Instant Pot Pulled Pork


  • 5-8 lb pork butt
  • ¼ C of your choice of BBQ sauce

Dry rub:

  • 1 T onion powder
  • 1 T smoked paprika
  • 1 T garlic powder
  • 1 T chili powder
  • 1½ T salt
  • 1 T pepper
  • 2 t cayenne pepper
  • 2 t dry mustard
  • 1 T cumin
  • ½ C dark brown sugar


  • 4 C water
  • 4 C apple cider juice
  • ½ C salt
  • ½ C brown sugar
  • 3 T dry rub
  • 2 bay leaves
  • 1 t red pepper flakes


  1. Cut pork butt into 4 semi-equal pieces.
  2. Mix together all of the dry rub ingredients and set aside 2 T and 3 T in plastic bags.
  3. In 1 large pot, or two medium pots/bowls, whisk together brine ingredients, including 3 T of set aside dry rub.

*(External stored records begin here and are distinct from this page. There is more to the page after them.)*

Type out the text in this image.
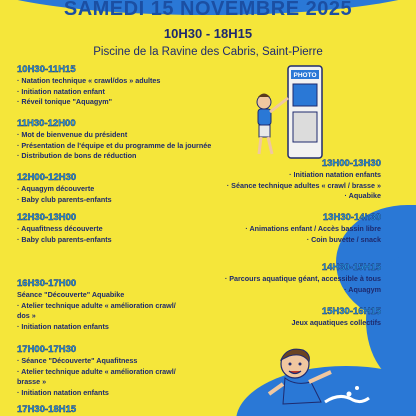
SAMEDI 15 NOVEMBRE 2025
10H30 - 18H15
Piscine de la Ravine des Cabris, Saint-Pierre
PHOTO
10H30-11H15
· Natation technique « crawl/dos » adultes
· Initiation natation enfant
· Réveil tonique "Aquagym"
11H30-12H00
· Mot de bienvenue du président
· Présentation de l'équipe et du programme de la journée
· Distribution de bons de réduction
12H00-12H30
· Aquagym découverte
· Baby club parents-enfants
12H30-13H00
· Aquafitness découverte
· Baby club parents-enfants
16H30-17H00
Séance "Découverte" Aquabike
· Atelier technique adulte « amélioration crawl/
dos »
· Initiation natation enfants
17H00-17H30
· Séance "Découverte" Aquafitness
· Atelier technique adulte « amélioration crawl/
brasse »
· Initiation natation enfants
17H30-18H15
13H00-13H30
· Initiation natation enfants
· Séance technique adultes « crawl / brasse »
· Aquabike
13H30-14h30
· Animations enfant / Accès bassin libre
· Coin buvette / snack
14H30-15H15
· Parcours aquatique géant, accessible à tous
· Aquagym
15H30-16H15
Jeux aquatiques collectifs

Place the 4 chunks of pork in the brine, fat-slab side up. Cover and refrigerate overnight.
  4. Remove pork from brine and pat dry with paper towels. Apply dry rub generously to all chunks of pork and massage thoroughly. Place pieces into your Instant Pot and after placing the lid on top, double check that your knob is turned to “sealing.” Manually program your pressure cooker to 95 minutes.
  5. Once finished cooking, use a long utensil to adjust the knob to release steam. Remove pork from pot, into a deep dish pan and shred with two forks. Add the remaining 2 T of dry rub and mix well.
  6. In a small glass bowl, heat ¼ C of BBQ sauce and pour onto shredded pork.
  7. Serve on jalapeno, cheddar, cornbread!